Users of blockchain network interact with the network and other users via pseudo-anonymous identities. All these interactions are publicly visible. This public visibility allows anyone to analyze these user interactions without the dependence on companies to release datasets to the public. One of the main aims of this seminar is to analyze the data available on blockchain networks. Students will get to work on projects that apply ML/Data Science tools to blockchain datasets. Examples include: (1) Create high-quality and open blockchain datasets and document them by using tools such as datasheets. (2) Apply graph neural network methods for identifying blockchain usage patterns, identifying frauds, and address classification problems. (3) Apply time series methods for identifying trends and patterns in blockchain asset prices. (4) Analyze the rise of DeFi and NFTs by using social media data.

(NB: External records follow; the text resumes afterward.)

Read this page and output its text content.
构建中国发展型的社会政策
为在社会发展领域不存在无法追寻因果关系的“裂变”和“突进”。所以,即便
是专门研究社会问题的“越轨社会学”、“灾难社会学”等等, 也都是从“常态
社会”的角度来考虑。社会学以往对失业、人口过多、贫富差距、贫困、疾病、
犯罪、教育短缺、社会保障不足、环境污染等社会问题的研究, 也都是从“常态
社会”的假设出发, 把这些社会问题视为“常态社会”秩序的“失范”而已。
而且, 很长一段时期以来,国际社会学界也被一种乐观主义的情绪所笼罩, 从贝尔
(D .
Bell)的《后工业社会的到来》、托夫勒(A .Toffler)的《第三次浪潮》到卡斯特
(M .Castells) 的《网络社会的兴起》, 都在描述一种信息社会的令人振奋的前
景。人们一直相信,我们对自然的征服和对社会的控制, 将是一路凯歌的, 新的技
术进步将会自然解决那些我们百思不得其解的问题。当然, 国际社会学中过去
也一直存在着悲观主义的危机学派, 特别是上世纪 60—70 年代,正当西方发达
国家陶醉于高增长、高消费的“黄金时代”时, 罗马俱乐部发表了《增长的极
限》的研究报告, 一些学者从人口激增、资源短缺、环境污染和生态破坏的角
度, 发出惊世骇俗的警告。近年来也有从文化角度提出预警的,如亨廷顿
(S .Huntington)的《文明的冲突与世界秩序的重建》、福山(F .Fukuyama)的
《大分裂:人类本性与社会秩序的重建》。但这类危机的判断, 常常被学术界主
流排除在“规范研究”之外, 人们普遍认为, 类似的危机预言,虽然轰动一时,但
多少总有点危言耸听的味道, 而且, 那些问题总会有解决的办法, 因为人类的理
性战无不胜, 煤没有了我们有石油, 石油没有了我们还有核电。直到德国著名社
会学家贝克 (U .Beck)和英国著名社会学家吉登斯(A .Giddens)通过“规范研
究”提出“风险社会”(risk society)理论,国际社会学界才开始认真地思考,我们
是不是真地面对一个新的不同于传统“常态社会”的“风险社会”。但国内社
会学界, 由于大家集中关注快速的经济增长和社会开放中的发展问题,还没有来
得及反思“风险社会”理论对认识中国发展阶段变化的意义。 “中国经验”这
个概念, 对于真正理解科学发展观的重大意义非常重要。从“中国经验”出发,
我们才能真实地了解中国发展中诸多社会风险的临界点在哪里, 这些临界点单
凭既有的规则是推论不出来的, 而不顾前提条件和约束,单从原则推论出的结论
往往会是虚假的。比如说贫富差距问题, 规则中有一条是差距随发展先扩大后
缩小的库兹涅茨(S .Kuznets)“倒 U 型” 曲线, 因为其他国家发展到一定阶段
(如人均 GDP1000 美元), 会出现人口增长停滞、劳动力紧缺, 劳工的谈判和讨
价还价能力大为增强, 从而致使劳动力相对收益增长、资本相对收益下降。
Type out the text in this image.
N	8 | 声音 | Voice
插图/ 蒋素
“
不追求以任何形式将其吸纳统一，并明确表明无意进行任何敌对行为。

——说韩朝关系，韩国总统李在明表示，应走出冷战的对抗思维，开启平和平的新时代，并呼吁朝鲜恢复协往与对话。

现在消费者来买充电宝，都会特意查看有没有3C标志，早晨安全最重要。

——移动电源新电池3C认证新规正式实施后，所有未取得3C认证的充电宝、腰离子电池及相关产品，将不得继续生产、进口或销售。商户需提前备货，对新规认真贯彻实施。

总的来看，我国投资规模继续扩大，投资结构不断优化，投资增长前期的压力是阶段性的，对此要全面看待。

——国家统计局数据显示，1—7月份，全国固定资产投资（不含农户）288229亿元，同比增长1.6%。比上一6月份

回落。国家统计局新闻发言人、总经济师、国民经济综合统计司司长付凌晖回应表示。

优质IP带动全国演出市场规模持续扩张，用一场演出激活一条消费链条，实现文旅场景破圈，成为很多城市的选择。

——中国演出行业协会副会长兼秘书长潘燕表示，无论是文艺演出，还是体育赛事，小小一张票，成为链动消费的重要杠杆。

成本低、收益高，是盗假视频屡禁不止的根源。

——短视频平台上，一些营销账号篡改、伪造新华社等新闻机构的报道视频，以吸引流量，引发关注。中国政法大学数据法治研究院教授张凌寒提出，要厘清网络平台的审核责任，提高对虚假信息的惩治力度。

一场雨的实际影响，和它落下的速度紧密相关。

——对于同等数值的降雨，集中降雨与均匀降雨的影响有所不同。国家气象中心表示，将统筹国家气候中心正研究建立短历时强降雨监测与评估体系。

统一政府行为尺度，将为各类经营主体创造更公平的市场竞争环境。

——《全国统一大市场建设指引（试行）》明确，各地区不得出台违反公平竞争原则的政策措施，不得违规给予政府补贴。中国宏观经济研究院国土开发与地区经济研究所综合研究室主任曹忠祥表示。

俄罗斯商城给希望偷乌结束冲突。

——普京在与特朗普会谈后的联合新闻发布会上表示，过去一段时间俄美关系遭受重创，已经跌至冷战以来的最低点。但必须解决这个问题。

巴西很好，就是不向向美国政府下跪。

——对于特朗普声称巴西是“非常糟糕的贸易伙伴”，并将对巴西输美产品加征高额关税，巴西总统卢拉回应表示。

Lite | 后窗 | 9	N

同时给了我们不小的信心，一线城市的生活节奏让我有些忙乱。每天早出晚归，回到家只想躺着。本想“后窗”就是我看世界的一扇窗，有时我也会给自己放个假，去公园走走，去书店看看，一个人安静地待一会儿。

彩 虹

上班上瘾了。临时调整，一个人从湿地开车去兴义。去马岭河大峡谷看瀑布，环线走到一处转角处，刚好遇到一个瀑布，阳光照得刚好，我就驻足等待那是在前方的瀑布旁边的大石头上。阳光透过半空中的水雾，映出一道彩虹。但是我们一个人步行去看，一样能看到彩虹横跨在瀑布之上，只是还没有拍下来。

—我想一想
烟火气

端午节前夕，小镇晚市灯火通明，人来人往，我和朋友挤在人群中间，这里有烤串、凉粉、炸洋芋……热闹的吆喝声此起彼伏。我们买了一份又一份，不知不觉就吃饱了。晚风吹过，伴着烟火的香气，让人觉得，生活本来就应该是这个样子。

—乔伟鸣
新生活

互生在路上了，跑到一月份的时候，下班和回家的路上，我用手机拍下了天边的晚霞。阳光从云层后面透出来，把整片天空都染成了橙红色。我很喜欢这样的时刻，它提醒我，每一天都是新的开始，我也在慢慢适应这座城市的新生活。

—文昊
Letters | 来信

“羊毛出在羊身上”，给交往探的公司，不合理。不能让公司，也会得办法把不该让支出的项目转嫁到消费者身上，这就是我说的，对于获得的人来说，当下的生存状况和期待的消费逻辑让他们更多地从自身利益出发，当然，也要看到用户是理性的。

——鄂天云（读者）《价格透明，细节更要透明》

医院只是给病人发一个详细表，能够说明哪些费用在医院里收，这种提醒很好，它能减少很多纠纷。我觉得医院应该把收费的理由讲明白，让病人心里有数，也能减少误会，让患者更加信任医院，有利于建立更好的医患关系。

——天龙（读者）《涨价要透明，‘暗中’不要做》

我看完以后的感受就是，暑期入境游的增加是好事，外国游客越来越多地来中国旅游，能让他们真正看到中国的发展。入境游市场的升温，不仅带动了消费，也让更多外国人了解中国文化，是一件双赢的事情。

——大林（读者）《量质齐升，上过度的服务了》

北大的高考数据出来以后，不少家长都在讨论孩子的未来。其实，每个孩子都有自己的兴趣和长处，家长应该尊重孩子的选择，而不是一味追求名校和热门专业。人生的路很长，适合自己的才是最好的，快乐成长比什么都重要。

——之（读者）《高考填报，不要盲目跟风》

The first half of the seminar will be a few lectures focusing on the technical aspects of blockchain networks and will introduce students to various blockchain datasets. In the second half, students will work independently or in small groups to identify and work on an interesting blockchain data science project. Prior blockchain experience is not required. Programming experience with data analysis tools and libraries such as R/scikit/TensorFlow is recommended.